Yes…my story: she fights me. For though she is exquisite in my mind, her word form portrait is currently the equivalent of a half-finished drawing by a pre-schooler, some hunk of purple Cranium modeling clay that was supposed to be the Eiffel Tower…or maybe a skateboard…it’s hard to tell. The good news, however, is that I’m still enjoying the struggle. The thrill of the fight pumps adrenaline through my weary veins as I continue to grapple with the wily story. I am remembering why I used to spend my childhood free time dreaming and scribbling. My story: she fights me…but she is teaching me with every blow.

Patience my loyal readers, my story: she will come.

Saturday, February 03, 2007

A Preachy Rant

I apologize in advance if this rant offends any of my readers. A few of you have daughters I have not met and so I run the risk of putting my foot in my mouth. However…this is my blog and I feel the need to vent.

I enjoy making my Little Lutine look cute. We stick barrettes in her still-thin hair and we dress her in pink camo pants that just look adorable. So, I’m all for dolling a kid up to get cutsie compliments at the mall. However, I draw the line at piercing my infant daughter’s ears.

This practice has long bothered me, but now that I have a daughter of my own, it has quickly climbed the ranks of my pet peeves to such an extent that I’m getting less and less able to hide my disgust when I meet fellow parents in the grocery store and they proudly display their bejeweled child.

My concern over this issue is two-fold.

Primarily, the idea of inflicting pain on an infant for a purely aesthetic enhancement upsets me greatly. Now truthfully, I don’t think Norah would be any cuter with earrings. I find it disturbing in the same way I find 10-year-olds in too much make-up or child beauty pageants disturbing. However, even if I thought it was visually adorable…there’s no way I would shove needles through Jolly Green’s ears just so she could have a little ruby stud in her lobe. I have a hard enough time watching her get vaccines…and that’s for her health.

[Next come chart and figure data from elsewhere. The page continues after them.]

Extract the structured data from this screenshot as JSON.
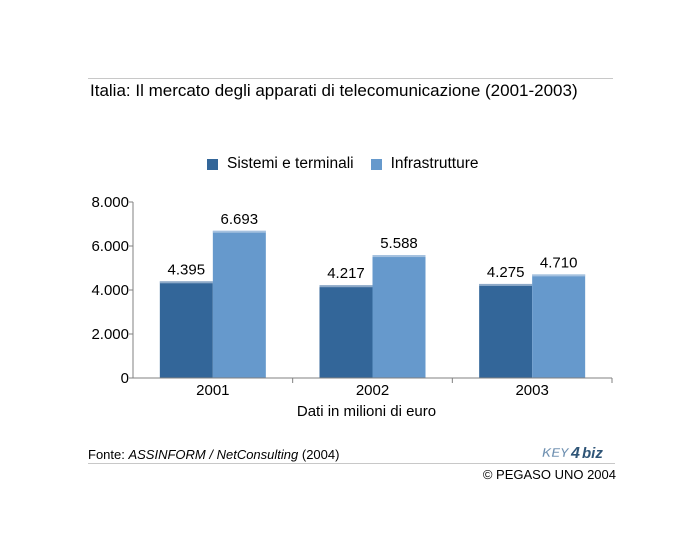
{
  "title": "Italia: Il mercato degli apparati di telecomunicazione (2001-2003)",
  "source": {
    "prefix": "Fonte: ",
    "italic": "ASSINFORM / NetConsulting",
    "suffix": " (2004)"
  },
  "copyright": "© PEGASO UNO 2004",
  "logo": {
    "text_left": "KEY",
    "text_mid": "4",
    "text_right": "biz"
  },
  "colors": {
    "series1": "#336699",
    "series2": "#6699cc",
    "axis": "#808080",
    "rule": "#c8c8c8"
  },
  "chart_data": {
    "type": "bar",
    "categories": [
      "2001",
      "2002",
      "2003"
    ],
    "series": [
      {
        "name": "Sistemi e terminali",
        "values": [
          4395,
          4217,
          4275
        ],
        "labels": [
          "4.395",
          "4.217",
          "4.275"
        ]
      },
      {
        "name": "Infrastrutture",
        "values": [
          6693,
          5588,
          4710
        ],
        "labels": [
          "6.693",
          "5.588",
          "4.710"
        ]
      }
    ],
    "xlabel": "Dati in milioni di euro",
    "ylabel": "",
    "ylim": [
      0,
      8000
    ],
    "yticks": [
      0,
      2000,
      4000,
      6000,
      8000
    ],
    "ytick_labels": [
      "0",
      "2.000",
      "4.000",
      "6.000",
      "8.000"
    ],
    "grid": false,
    "legend_position": "top"
  }
}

Secondly, I truly feel that the choice of whether of not to have her ears pierced should be my daughters when she’s old enough to make it. I’m all for body art. Tattoos and body-piercings get much respect from this blogger. However, I think it should be a choice by the person whose body is being modified. I’ve had five body piercings and each one marks an event in my life. The first one isn’t a big life event, but it was significant enough, I suppose. My parents told me I could get my ear pierced when I turned 16. My Mom took me to get my first earring after the last day of school my sophomore year of high school (about a month early…but close enough they figured). I was proud of that earring. The last day of school my junior year found another ring in my left ear and the day after I graduated high school was marked by a hoop through my right. Even my wife has fond memories of finally being old enough to pierce her ears, an achievement these pre-pierced infants will never share.

It wasn’t until college that I discovered that what I was doing with my annual piercings and what Moonshot was describing with pride was actually well-rooted in human culture. I could wax poetic about the virtues of the pain ritual and its significance in human society. However, the only thing that really needs to be said for this rant is that in my opinion, any body modification that doesn’t have medical value should be a decision made by the person whose body is being modified. To do otherwise not only inflicts unnecessarily pain upon a defenseless child, but also degrades the significance of the personal decision and personal milestone body modification should be.

So don’t be disappointed if you don’t see faux-ruby studs adorning Norah’s already cute ear lobes.